Good to know. As I understand this, a "chapter mark" is a DVD feature. So you were loading an ISO file of the DVD to the MT? There's no DVD drive of course! :)

I can use Avidemux/DVDFlix/DVDAuthor/ImgBurn to edit, encode, author a little if needed. I don't at all like all the work to cut it all up into separate files and author chapter marks between everything on a single DVD. It wouldn't all fit either.

The key feature I have is in "Media Player Classic Home Cinema": create "favorites" and check "save position". It's way fast which is important: no hunting up the file and fast forwarding to 1:12:48. Just select the favorite and it plays in 2 seconds from there.

So I have the option of a laptop with all this. Except I don't own a laptop. It just looked for a while like the MT could do all this instead.
 
Actually, I was testing your situation with an mpeg2 file that I had recorded from Time Warner's unencrypted QAM (High Def Television basically).

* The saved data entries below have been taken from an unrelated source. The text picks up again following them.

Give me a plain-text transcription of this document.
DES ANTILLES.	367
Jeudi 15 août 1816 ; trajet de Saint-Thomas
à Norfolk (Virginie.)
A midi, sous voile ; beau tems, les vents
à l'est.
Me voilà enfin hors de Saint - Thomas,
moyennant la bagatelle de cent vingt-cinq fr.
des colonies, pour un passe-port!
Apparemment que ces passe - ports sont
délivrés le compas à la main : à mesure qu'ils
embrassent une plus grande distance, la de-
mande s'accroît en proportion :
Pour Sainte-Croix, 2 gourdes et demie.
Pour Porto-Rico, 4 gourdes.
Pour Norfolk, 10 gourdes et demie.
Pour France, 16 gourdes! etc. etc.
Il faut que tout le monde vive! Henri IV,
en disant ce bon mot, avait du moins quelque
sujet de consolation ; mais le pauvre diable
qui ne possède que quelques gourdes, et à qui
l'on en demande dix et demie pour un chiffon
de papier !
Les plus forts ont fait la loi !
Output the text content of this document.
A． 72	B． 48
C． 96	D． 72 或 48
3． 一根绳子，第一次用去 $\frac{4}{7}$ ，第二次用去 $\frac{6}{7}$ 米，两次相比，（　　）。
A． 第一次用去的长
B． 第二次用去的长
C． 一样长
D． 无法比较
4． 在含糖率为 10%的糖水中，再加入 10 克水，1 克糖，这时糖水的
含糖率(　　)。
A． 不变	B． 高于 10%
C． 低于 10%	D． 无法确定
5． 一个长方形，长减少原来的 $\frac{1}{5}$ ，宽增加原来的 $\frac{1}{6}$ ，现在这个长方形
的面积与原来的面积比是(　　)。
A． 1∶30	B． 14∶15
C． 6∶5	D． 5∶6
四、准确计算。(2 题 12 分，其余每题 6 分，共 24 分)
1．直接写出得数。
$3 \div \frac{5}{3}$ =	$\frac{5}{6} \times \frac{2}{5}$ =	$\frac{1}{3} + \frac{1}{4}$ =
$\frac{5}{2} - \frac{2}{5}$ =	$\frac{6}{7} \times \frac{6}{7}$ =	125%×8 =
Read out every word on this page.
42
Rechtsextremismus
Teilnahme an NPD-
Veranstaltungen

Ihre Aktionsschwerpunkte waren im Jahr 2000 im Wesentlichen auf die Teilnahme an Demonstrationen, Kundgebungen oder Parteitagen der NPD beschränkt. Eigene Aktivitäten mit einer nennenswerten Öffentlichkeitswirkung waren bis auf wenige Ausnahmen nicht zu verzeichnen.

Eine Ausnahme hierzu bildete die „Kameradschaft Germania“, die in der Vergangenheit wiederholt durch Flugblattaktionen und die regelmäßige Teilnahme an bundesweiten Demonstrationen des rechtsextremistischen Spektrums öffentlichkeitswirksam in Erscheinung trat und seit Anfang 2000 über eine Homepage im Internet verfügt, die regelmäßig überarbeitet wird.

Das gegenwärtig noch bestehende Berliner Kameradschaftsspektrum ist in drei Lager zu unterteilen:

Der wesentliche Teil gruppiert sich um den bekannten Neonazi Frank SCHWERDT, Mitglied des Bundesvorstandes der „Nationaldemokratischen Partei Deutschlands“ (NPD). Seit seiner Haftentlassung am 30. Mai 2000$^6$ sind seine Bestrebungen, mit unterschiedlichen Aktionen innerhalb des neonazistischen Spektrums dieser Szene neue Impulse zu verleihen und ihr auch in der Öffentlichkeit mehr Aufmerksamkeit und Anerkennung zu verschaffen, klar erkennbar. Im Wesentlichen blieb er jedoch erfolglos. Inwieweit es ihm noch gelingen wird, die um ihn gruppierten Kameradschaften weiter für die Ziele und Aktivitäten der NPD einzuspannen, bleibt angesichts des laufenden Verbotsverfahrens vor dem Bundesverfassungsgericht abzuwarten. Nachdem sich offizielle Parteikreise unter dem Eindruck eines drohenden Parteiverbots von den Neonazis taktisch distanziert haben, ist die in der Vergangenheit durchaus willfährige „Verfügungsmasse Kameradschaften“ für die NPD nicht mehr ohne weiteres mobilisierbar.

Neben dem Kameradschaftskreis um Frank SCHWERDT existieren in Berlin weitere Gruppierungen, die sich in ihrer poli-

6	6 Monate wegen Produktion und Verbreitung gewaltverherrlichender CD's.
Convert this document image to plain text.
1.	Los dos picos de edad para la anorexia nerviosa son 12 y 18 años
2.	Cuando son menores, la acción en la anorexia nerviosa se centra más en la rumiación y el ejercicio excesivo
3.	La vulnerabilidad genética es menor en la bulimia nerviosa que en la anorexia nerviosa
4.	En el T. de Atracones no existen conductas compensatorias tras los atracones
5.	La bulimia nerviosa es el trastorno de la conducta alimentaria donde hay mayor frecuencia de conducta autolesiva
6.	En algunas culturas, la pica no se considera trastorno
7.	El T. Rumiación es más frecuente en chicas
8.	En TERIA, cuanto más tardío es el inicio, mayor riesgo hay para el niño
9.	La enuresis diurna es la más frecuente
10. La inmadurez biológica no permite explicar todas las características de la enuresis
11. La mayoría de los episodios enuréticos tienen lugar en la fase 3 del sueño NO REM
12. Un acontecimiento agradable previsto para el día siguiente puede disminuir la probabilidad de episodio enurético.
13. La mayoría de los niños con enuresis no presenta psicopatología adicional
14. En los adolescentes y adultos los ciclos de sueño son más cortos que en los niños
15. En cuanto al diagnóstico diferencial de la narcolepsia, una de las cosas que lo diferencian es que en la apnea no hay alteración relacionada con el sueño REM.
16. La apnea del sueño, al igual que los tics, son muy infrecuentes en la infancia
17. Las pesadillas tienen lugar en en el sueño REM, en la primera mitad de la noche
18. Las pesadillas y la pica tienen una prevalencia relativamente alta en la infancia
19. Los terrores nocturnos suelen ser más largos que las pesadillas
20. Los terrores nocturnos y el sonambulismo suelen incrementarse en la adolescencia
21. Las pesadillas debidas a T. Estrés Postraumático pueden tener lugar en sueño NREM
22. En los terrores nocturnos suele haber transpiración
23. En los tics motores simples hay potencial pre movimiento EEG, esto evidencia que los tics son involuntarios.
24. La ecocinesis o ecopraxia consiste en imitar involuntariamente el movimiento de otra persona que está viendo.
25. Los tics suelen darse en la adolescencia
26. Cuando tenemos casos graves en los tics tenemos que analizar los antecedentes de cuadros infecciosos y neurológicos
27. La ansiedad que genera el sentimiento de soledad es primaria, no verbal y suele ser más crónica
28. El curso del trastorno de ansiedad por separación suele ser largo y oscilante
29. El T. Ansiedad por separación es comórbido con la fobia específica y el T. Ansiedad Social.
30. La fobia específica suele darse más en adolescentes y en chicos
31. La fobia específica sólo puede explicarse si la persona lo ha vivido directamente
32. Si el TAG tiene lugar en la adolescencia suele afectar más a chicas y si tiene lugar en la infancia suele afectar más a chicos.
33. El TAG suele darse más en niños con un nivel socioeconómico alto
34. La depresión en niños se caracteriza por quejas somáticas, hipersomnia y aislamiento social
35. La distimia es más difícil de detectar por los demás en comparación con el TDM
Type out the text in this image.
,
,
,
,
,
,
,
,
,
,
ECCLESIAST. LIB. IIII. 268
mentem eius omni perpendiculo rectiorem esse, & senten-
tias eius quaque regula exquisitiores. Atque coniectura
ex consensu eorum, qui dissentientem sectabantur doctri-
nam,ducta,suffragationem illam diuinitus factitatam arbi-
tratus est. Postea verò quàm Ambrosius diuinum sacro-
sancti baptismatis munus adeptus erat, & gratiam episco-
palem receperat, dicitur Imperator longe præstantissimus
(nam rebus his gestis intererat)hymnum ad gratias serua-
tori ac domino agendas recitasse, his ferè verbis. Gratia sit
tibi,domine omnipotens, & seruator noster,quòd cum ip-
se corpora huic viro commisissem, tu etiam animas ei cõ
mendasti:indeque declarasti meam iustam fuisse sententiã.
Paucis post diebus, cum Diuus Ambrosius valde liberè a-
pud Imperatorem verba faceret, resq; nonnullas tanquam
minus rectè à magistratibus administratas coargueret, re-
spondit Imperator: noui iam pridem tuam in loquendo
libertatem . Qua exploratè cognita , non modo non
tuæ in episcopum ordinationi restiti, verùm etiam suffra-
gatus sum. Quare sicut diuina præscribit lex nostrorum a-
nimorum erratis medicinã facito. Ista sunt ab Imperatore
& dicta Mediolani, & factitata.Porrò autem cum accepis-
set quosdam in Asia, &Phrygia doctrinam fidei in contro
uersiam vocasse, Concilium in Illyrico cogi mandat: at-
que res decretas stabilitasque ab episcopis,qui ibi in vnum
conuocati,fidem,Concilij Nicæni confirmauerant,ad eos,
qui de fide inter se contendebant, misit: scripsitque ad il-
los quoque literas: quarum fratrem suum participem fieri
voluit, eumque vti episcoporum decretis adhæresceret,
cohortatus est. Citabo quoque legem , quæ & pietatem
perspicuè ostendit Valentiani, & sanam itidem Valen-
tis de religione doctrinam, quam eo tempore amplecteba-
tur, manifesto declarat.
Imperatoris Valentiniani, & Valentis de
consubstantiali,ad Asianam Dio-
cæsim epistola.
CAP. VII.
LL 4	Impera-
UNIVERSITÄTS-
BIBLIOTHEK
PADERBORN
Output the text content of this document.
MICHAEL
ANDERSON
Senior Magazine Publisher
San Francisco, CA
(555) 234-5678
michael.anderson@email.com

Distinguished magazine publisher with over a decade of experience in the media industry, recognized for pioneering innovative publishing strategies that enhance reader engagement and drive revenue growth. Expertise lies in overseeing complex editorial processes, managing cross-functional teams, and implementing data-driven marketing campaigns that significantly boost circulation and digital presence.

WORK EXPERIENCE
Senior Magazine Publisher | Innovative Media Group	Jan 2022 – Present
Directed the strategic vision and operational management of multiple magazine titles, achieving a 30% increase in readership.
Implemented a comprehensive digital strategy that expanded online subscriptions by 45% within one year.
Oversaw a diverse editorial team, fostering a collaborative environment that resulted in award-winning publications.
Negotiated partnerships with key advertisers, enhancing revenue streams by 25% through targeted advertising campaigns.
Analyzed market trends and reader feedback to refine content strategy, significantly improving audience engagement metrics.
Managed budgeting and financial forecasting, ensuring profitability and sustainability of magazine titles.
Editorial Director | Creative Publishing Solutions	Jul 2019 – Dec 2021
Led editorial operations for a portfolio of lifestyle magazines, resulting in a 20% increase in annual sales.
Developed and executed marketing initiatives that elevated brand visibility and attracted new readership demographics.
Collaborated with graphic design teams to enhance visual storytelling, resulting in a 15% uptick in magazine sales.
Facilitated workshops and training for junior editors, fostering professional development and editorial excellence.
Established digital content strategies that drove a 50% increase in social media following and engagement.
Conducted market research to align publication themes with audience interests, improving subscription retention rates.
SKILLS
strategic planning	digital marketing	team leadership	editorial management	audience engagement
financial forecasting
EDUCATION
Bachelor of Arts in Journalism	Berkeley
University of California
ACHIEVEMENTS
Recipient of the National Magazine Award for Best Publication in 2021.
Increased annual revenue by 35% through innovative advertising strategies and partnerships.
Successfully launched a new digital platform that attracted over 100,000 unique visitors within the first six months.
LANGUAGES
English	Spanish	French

Yes, Chapter markers are a DVD feature, however they can also be embedded in the mpeg2 files, and then transcoded to mp4 maintaining the chapter markers. Again, I think that if you use the MT, your only option is to break up the video into small video files to be played individually, as Android can't seem to deal with the chapter markers at this time.

I think your best option at this point is the notebook computer. It seems to me that you're looking at creating pauses in the video to speak with your audience for a bit, then restart the video. You're leaving my [relatively small] realm of knowledge here a bit, but that sounds like a perfect job for Powerpoint - breaking the videos up into small segments, and then embedding the segments into powerpoint slides, allowing you to advance the show at your own pace.